When attempting to answer a question like “Who am I?” it is fairly common to end up describing “Who am I not?” instead. We sometimes use many of these “Others” to understand our individual and collective selves. The idea has been around a long time, and for example played an essential part in Georg Wilhelm Friedrich Hegel’s understanding of the human mind. Otherness as a concept has been advocated by many a 20th century author, including such central names like Edward Said (literary studies), Michel Foucault (history of ideas), Simone de Beauvoir (gender studies) and Emmanuel Lévinas (philosopher). The relationship between the Self and the Other has been an influential approach also in anthropology and sociology, to name just a few.
In this workshop, the connection of Otherness and Identity shall be examined closely. Fitting topics include different kinds of group identities (be it religious, national or ethnic) as well as personal identities and the role played by an “Other” in the process of establishing those identities.
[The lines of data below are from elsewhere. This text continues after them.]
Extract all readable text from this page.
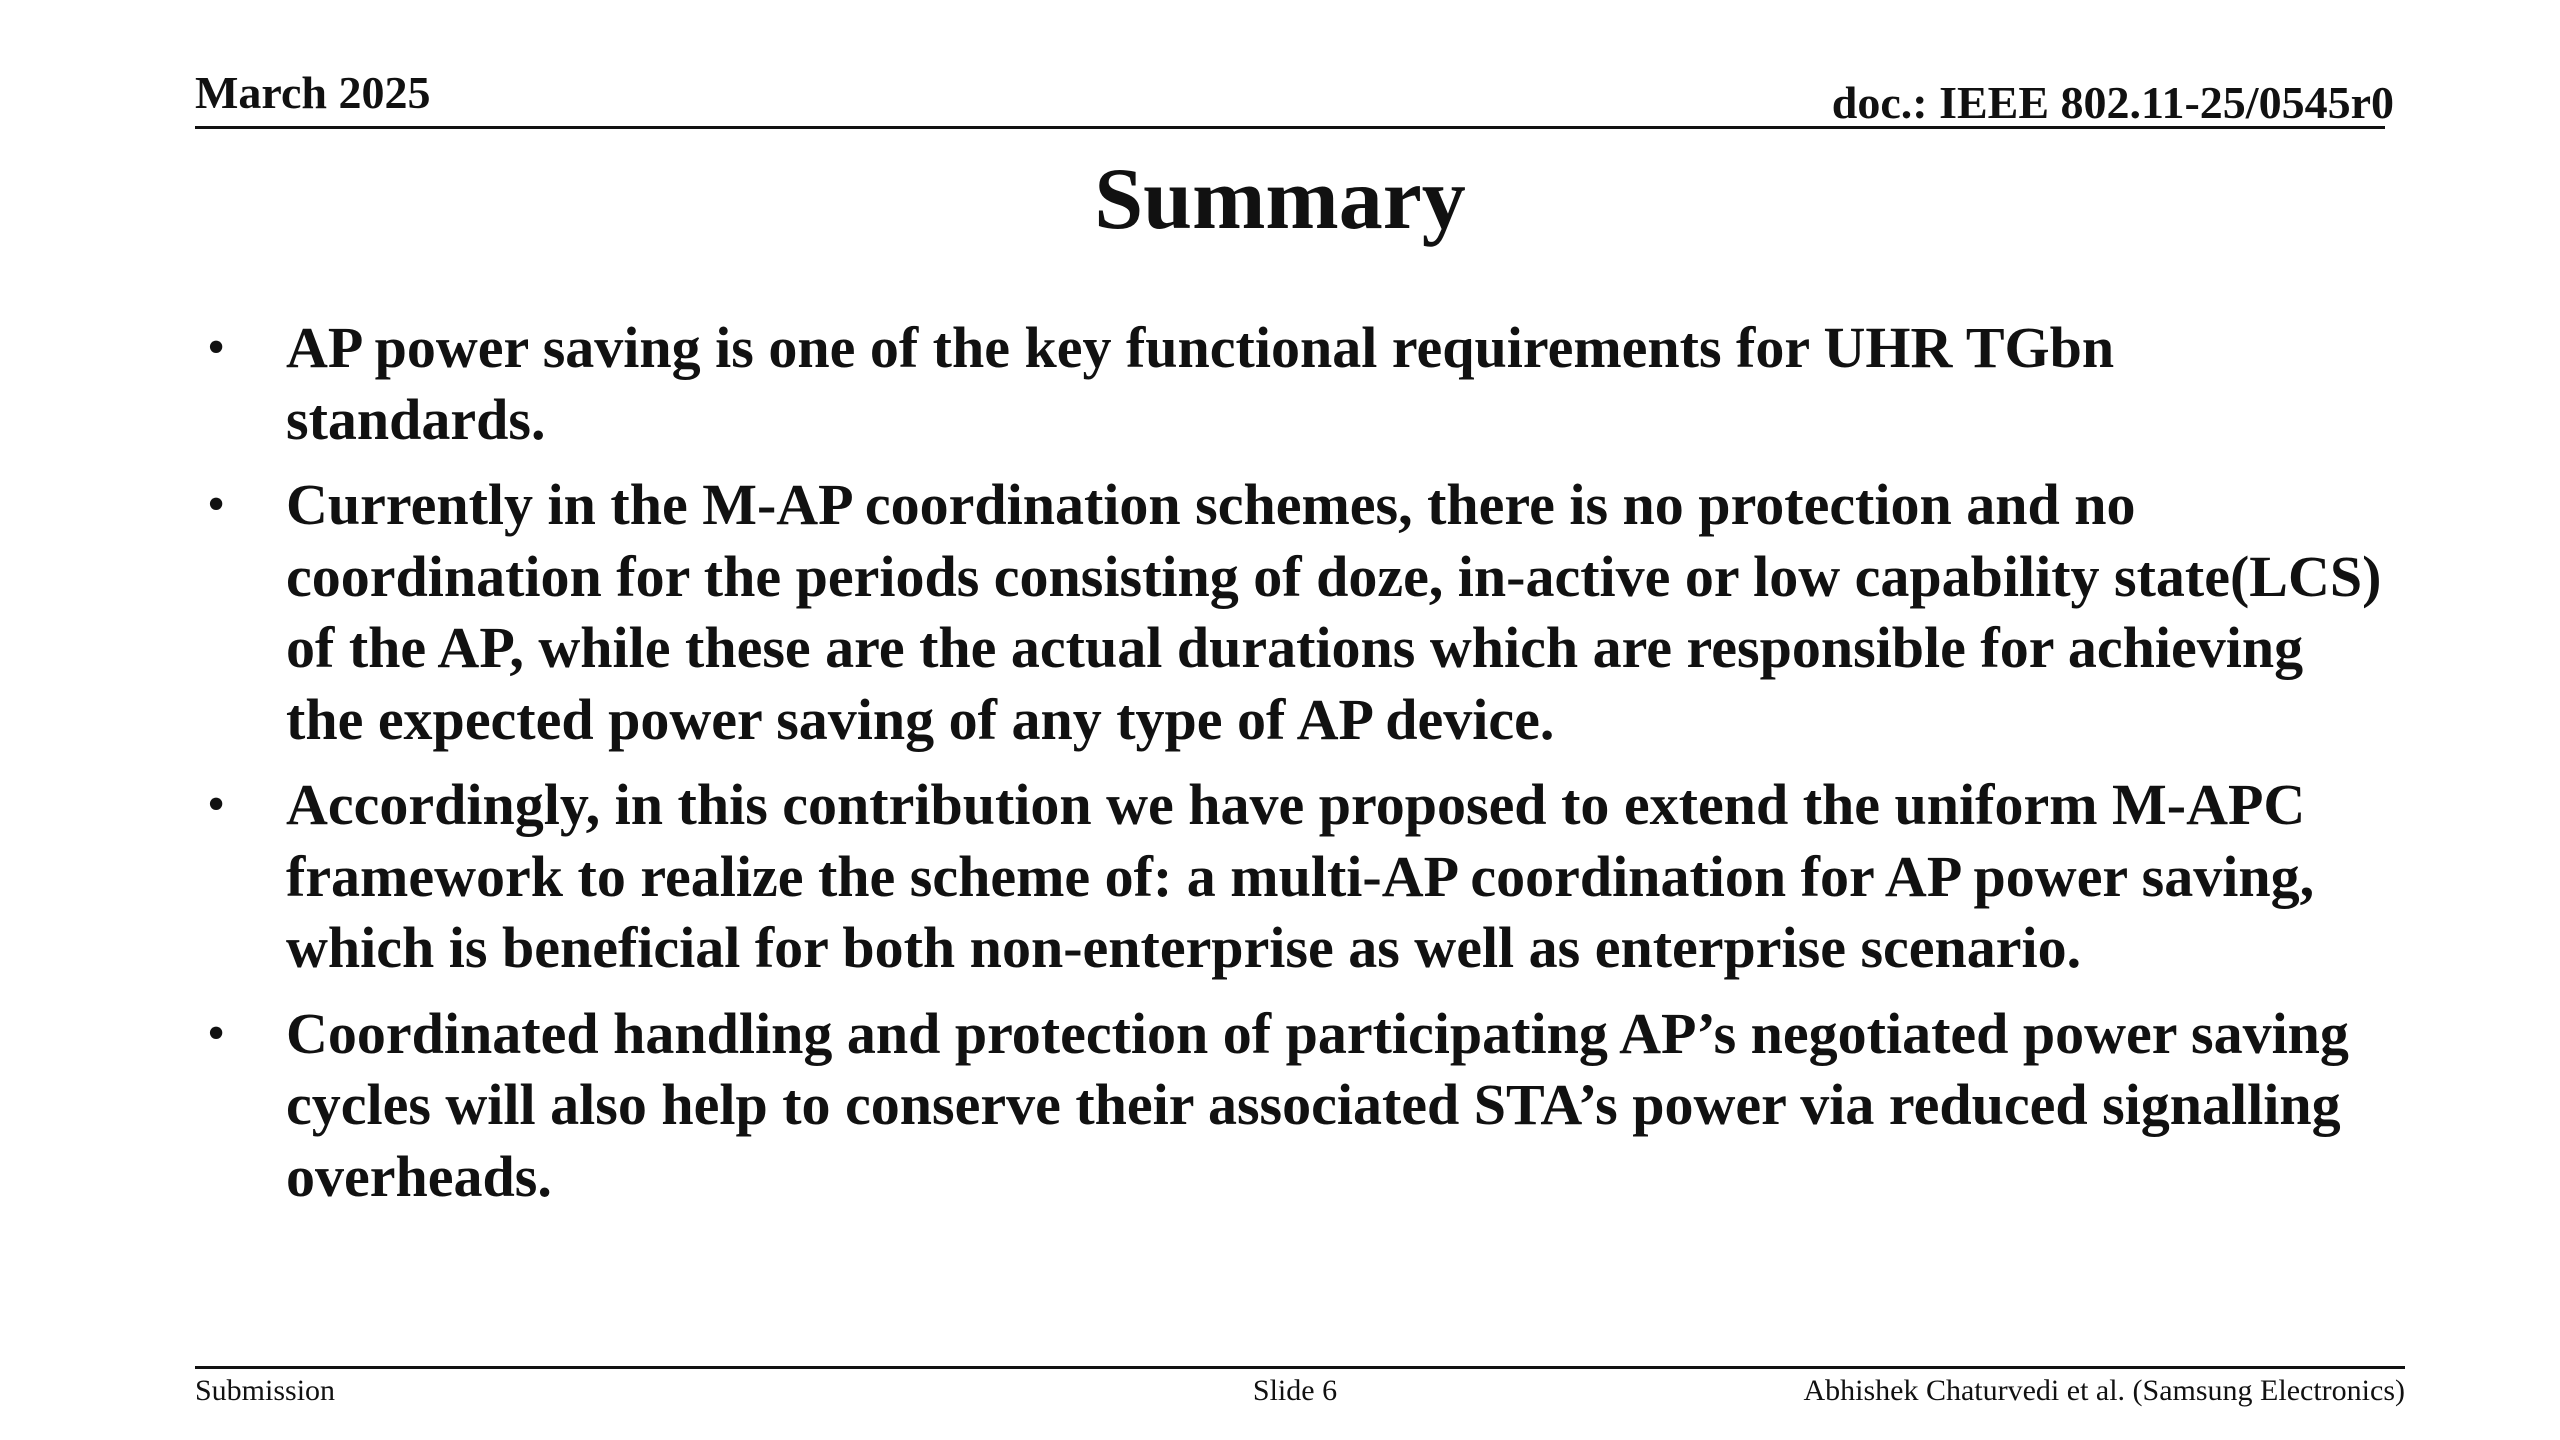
March 2025	doc.: IEEE 802.11-25/0545r0
Summary
• AP power saving is one of the key functional requirements for UHR TGbn standards.
• Currently in the M-AP coordination schemes, there is no protection and no coordination for the periods consisting of doze, in-active or low capability state(LCS) of the AP, while these are the actual durations which are responsible for achieving the expected power saving of any type of AP device.
• Accordingly, in this contribution we have proposed to extend the uniform M-APC framework to realize the scheme of: a multi-AP coordination for AP power saving, which is beneficial for both non-enterprise as well as enterprise scenario.
• Coordinated handling and protection of participating AP’s negotiated power saving cycles will also help to conserve their associated STA’s power via reduced signalling overheads.
Submission	Slide 6	Abhishek Chaturvedi et al. (Samsung Electronics)
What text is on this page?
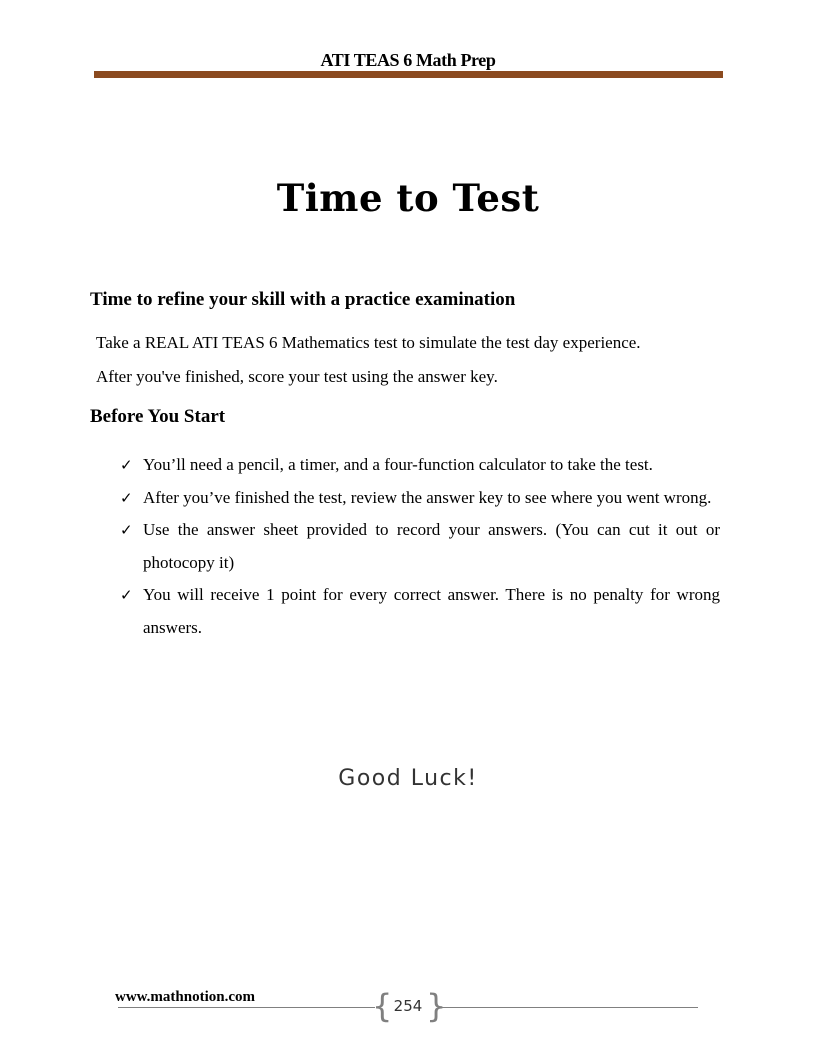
ATI TEAS 6 Math Prep
Time to Test
Time to refine your skill with a practice examination
Take a REAL ATI TEAS 6 Mathematics test to simulate the test day experience.
After you've finished, score your test using the answer key.
Before You Start
✓ You’ll need a pencil, a timer, and a four-function calculator to take the test.
✓ After you’ve finished the test, review the answer key to see where you went wrong.
✓ Use the answer sheet provided to record your answers. (You can cut it out or photocopy it)
✓ You will receive 1 point for every correct answer. There is no penalty for wrong answers.
Good Luck!
www.mathnotion.com	{ }
254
Our leading questions shall be: Is it really necessary to have an “Other” in order to create an identity? Which other purposes can the invention of something “Other” serve? In which situations is the concept of an “Other” particularly stressed? How and under which conditions does the idea of a somehow “Other” spread from its originator to wider masses? Case studies for the workshop can be found in every time and region. In order to get to a more abstract level of discussion, the questions mentioned above should be touched in one way or the other in each individual presentation.